Over the past several years, a serious, populous grassroots movement has been building opposition to the current dictatorship; it is known as the Egyptian National Movement for Change, “Kifaya” for short, which means Enough. But little news of the movement made it into international media.
On the forefront of the Kifaya movement is El Ghad Party, meaning Tomorrow, was founded in 2004. El Ghad leader and founder, Cairo lawyer and independent MP Ayman Nour, has been in jail for over a year. He is being charged with forging ‘Power of Attorney’ on the petition to register his new party. How convenient.
Through the liberal democratic platform of El Ghad, Nour demanded reform, openness, end of martial law, constitutional reform, end of corruption, and improvement of human rights.
According to public opinion polls he would have presented a credible challenge to President Mubarak in the 2005 presidential elections. Though Mubarak does not intend to hold free or open elections any time soon, he still decided not to risk it. He threw Nour in jail before his popularity could grow any further.
Today, the support for the Kifaya movement is growing rapidly, soon after last year’s presidential elections, a large number of judges began a strike to protest election fraud and vote rigging (Judges in Egypt are tasked with observing elections), and the increasing overreach of the executive branch over the judiciary. They continue to protest, especially as more and more of their colleagues are arrested and prosecuted.
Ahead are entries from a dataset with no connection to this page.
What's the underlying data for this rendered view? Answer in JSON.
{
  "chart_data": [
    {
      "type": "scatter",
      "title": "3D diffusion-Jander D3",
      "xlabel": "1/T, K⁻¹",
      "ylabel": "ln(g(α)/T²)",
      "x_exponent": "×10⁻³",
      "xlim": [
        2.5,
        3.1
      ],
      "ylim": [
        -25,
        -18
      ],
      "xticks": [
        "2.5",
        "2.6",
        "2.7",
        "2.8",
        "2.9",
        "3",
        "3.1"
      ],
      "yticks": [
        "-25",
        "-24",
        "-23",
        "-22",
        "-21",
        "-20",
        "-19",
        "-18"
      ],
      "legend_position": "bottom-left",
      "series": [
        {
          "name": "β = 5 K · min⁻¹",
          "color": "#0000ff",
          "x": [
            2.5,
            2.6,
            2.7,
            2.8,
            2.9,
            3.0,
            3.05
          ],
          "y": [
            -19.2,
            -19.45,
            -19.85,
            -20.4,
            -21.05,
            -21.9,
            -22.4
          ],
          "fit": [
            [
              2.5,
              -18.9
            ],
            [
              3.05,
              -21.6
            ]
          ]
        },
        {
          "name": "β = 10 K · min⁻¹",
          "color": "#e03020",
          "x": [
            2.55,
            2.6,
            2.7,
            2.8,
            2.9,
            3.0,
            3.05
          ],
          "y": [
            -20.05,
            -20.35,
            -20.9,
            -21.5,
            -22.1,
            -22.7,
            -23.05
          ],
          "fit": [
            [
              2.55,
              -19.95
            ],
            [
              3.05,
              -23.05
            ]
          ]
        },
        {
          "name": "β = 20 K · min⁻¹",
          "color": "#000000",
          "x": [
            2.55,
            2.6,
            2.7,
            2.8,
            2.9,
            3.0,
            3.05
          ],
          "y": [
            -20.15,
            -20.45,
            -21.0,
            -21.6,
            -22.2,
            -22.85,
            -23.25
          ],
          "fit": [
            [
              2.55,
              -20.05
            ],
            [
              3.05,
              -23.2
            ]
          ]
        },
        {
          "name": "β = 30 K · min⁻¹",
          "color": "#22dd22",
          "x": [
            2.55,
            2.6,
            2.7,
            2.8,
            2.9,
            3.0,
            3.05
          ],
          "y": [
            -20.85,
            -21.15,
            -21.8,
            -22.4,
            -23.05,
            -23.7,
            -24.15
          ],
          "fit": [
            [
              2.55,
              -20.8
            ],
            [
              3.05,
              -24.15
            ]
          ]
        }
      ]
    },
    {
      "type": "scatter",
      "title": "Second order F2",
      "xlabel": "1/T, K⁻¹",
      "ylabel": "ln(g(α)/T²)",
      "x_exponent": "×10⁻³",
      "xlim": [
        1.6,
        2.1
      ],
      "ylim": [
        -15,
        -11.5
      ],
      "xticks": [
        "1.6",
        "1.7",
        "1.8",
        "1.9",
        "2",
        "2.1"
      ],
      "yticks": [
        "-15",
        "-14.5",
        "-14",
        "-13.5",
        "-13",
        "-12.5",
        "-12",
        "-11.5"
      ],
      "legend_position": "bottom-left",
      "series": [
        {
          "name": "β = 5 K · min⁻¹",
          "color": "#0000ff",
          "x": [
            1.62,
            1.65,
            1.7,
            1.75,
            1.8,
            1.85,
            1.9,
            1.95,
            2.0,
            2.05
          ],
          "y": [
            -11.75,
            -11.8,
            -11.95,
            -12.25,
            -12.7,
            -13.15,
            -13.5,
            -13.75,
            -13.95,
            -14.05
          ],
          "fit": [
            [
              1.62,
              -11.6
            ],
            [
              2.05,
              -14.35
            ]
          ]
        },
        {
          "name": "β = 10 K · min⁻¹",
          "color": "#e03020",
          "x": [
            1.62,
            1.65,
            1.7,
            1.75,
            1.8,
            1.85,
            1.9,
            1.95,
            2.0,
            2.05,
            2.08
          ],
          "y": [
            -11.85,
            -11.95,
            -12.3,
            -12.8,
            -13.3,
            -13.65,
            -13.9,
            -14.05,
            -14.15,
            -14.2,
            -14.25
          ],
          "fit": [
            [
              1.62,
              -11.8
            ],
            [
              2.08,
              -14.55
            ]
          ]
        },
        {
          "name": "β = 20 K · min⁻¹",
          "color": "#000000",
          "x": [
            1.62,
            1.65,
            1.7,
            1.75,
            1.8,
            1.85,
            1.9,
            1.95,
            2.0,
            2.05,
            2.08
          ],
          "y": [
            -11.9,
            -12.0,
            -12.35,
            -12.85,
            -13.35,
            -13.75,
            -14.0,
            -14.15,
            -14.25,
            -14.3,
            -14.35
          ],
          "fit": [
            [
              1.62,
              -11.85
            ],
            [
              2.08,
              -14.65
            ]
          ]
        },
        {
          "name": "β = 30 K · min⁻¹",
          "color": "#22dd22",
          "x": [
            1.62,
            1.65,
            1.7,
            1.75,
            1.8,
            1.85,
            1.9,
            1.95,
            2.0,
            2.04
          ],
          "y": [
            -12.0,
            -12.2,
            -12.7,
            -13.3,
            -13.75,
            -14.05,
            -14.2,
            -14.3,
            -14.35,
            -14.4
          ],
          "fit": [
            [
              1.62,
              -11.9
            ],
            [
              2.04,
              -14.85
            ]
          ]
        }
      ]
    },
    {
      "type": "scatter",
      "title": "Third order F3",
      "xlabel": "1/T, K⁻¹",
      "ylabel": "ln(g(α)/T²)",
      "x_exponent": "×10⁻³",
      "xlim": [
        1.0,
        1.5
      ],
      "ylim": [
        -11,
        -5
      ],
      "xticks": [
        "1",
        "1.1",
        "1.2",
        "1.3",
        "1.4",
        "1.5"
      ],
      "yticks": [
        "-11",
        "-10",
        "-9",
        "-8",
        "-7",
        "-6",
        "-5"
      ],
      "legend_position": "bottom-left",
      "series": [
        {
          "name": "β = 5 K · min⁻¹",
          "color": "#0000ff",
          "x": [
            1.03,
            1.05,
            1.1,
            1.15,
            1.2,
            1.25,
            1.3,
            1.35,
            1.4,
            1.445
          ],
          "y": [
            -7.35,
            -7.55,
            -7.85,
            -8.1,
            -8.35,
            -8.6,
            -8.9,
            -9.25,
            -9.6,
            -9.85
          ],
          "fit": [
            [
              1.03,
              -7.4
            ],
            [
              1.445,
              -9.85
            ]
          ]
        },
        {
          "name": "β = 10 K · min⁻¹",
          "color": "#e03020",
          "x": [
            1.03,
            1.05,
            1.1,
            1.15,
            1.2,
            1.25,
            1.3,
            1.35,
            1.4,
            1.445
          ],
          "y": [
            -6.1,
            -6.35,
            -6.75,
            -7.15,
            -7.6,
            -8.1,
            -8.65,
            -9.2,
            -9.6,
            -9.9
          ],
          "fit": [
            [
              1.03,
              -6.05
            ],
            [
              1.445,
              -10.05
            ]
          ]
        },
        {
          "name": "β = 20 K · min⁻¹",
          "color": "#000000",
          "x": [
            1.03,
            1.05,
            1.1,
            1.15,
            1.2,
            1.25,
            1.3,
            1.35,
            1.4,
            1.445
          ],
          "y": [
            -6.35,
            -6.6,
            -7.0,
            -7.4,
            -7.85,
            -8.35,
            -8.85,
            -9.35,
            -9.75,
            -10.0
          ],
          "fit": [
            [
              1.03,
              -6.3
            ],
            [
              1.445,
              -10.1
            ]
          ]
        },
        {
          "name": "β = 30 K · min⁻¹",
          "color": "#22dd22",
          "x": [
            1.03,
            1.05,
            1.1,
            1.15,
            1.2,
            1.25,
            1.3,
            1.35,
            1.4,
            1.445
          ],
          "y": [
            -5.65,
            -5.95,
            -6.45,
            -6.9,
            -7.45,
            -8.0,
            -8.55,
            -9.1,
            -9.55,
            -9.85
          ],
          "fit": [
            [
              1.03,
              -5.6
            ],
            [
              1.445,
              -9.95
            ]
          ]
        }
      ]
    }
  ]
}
Students, professionals, and other members of the public have been holding massive rallies and vigils to protest the government’s ever-increasing brutality, crackdown, censorship, and the worsening over all living situation in Egypt. The government meets their protests with excessive force, attacks on journalists, arrests, kidnappings and torture.
Egypt is a primary US ally; hence it is overlooked when the Bush administration talks of freedom, human rights and democracy in the Middle East, Egypt is the second largest recipient of US foreign aid, after Israel: nearly $2 Billion annually. I’m still looking for the recipient that actually respects human rights. Colombia? As a matter of fact, aid to Egypt is a trade off for befriending Israel, so the moral of the story, if you seek to be a dictator (Saddam) establish a totalitarian regime (Iran’s Ayatollahs) or be a gross abuser of human rights (Sudan’s Basheer) get Israel to vouch for you.
Though the Bush administration occupies hardly any higher moral grounds than those of Mubarak, US aid to Egypt must and should be suspended until there is a complete democratization of Egyptian politics and society; until Ayman Nour and his likes are freed, credible candidates are allowed to run in presidential elections (not only those hand-picked by the president himself), freedoms of press and speech are restored, and human rights are respected.
Kifaya; let’s do away with the tyrant. Egypt has important regional and international roles to reclaim.